Le QE c’est d’abord un rachat de dettes, et les statuts de la BCE l’obligent à racheter de la dette d’État au prorata des participations des États au capital de la banque. Le plus gros contributeur de la BCE c’est l’Allemagne : 25%. Or, l’Allemagne n’a pas de dettes à revendre à la BCE. Autres difficultés techniques, la BCE va laisser aux banques centrales nationales 80 % des risques pris dans le rachat d’actifs.

En clair, ont rachète oui, mais on ne se transforme pas en structure de défaisance. Cela veut dire que chaque État membre de l’Euro prend la responsabilité de ses actes et de ses laxismes budgétaires. D’où le problème de la Grèce qui a promis à ses électeurs que les Européens finiraient par payer leurs frasques. Ils se trouvent que les Européens refusent et les dirigeants Grecs se retrouvent coincés. Pour les autres pays, c’est la même logique, sauf que ceux-ci, y compris les plus fragiles comme l’Italie, l’Espagne et le Portugal acceptent cette règle du jeu. Et s’en sortent !

Le seul pays qui grogne dans cette logique c’est la France. Mario Draghi ne l’a pas dit jeudi, mais il le pensait tellement fort pendant sa conférence de presse que tout le monde a compris que la semaine prochaine, quand il appuiera sur le bouton nucléaire, la France sera une fois de plus déçue.

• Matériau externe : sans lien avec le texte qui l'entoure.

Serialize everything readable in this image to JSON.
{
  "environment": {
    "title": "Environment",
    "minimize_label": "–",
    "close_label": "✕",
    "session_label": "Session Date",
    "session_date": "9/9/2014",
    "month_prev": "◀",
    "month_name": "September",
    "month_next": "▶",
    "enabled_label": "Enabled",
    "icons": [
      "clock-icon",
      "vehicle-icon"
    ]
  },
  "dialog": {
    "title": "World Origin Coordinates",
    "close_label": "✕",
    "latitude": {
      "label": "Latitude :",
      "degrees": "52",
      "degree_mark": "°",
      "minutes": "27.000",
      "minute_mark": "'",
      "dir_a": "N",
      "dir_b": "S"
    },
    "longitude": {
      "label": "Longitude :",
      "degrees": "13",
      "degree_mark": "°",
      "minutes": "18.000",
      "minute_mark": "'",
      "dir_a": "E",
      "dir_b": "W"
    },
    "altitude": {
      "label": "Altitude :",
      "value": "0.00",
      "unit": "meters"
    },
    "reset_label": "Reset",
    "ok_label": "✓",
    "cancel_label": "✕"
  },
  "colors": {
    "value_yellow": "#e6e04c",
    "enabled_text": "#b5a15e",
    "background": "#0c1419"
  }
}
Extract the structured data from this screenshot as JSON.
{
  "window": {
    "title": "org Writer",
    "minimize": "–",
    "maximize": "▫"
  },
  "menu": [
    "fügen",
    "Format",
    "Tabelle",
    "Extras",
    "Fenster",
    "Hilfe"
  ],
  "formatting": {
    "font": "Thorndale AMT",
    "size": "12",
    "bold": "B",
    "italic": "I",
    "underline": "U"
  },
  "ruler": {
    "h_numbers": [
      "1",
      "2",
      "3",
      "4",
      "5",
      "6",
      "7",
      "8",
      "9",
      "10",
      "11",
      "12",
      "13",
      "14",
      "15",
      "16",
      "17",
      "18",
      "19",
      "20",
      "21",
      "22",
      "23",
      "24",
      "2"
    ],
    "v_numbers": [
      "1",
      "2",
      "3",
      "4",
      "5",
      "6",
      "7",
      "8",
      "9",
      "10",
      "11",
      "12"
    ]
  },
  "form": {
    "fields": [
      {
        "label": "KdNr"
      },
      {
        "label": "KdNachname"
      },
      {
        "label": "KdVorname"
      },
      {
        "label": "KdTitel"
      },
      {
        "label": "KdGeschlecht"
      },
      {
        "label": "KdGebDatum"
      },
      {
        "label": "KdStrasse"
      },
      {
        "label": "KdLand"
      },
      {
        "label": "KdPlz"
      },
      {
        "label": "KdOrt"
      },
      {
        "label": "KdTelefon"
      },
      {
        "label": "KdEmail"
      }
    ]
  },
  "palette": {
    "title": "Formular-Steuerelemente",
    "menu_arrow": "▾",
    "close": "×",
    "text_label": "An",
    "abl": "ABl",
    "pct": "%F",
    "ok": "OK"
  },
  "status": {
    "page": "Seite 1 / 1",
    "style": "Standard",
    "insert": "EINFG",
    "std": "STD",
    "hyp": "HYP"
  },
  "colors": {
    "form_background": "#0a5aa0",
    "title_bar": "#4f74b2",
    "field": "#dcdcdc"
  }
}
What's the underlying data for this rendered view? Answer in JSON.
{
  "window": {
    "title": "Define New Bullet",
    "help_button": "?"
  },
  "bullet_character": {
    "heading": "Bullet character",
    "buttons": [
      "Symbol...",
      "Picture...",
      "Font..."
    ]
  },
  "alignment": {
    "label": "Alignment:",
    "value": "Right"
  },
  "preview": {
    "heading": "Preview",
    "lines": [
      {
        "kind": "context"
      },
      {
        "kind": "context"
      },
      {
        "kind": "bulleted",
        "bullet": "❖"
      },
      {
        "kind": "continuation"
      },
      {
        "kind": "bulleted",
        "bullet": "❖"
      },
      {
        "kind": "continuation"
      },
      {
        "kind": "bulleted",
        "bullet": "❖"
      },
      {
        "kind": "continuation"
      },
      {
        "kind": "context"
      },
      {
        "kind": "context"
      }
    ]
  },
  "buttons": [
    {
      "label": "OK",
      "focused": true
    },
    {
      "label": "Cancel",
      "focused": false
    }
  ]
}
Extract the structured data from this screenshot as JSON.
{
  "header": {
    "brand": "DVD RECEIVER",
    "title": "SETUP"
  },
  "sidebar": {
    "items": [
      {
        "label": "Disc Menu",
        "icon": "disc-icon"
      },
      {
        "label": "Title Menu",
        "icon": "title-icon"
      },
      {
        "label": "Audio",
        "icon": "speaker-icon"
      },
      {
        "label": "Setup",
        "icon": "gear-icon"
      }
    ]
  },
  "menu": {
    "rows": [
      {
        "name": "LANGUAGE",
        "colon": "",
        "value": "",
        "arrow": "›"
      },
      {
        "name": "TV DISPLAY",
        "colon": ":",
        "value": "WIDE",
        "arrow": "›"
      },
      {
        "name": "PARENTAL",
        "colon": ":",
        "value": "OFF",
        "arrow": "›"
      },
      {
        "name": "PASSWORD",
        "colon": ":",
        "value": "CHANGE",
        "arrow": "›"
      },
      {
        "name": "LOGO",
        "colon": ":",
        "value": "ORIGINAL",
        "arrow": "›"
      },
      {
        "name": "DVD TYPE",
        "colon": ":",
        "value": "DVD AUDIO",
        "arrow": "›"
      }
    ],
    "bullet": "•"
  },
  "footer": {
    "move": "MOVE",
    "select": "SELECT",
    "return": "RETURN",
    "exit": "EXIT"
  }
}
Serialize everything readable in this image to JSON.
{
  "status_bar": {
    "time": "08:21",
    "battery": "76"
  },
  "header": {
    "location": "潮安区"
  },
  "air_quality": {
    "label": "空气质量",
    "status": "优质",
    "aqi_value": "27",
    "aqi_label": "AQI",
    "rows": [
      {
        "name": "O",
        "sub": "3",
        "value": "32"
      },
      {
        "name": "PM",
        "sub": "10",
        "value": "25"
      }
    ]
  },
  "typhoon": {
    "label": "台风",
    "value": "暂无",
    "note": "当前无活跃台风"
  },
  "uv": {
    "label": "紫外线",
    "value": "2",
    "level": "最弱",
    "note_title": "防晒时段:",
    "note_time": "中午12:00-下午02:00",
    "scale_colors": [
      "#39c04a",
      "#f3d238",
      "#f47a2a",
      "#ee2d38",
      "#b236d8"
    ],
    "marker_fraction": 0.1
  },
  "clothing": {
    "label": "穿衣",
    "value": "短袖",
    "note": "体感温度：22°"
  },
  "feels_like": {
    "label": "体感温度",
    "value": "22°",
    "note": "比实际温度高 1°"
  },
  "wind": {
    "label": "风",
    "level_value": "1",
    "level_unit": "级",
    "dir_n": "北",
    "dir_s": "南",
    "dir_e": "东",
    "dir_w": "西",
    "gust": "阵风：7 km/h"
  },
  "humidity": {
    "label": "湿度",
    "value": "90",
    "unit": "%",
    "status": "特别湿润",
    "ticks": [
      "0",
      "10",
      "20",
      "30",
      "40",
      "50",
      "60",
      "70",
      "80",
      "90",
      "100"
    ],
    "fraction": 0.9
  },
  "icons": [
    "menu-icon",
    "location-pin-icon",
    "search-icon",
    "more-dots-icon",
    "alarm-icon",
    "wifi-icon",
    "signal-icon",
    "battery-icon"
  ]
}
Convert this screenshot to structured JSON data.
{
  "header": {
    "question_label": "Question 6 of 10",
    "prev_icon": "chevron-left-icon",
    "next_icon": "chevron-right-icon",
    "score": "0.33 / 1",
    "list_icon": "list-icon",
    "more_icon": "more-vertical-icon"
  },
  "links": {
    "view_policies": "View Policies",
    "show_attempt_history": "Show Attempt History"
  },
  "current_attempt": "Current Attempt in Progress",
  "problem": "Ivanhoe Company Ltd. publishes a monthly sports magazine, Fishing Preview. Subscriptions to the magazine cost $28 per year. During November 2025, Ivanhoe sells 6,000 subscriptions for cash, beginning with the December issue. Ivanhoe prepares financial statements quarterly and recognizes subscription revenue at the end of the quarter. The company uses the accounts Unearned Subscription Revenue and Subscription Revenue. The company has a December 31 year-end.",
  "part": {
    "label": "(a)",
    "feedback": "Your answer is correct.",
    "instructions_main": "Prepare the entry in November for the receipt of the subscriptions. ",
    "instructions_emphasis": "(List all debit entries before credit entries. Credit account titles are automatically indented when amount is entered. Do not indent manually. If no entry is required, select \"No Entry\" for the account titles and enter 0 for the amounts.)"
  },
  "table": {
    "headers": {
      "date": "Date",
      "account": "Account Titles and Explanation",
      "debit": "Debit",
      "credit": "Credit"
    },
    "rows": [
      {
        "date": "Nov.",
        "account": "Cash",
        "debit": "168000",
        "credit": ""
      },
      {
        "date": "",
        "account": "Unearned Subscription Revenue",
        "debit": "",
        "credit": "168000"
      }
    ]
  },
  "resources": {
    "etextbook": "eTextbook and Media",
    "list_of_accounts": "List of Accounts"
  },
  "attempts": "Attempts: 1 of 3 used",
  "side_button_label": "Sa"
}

Pourquoi ? Parce que pour profiter d’un QE et de l’alignement des planètes qui est historique, il faut le mériter par des efforts de compétitivité. L’Italie, l’Espagne, le Portugal et l’Irlande vont tirer des feux d’artifices sur leur champ de statistiques. Ne parlons pas de l’Allemagne ; elle n’a besoin de rien. Depuis dix ans déjà elle a abandonné le poker menteur. Elle ne joue plus, elle travaille.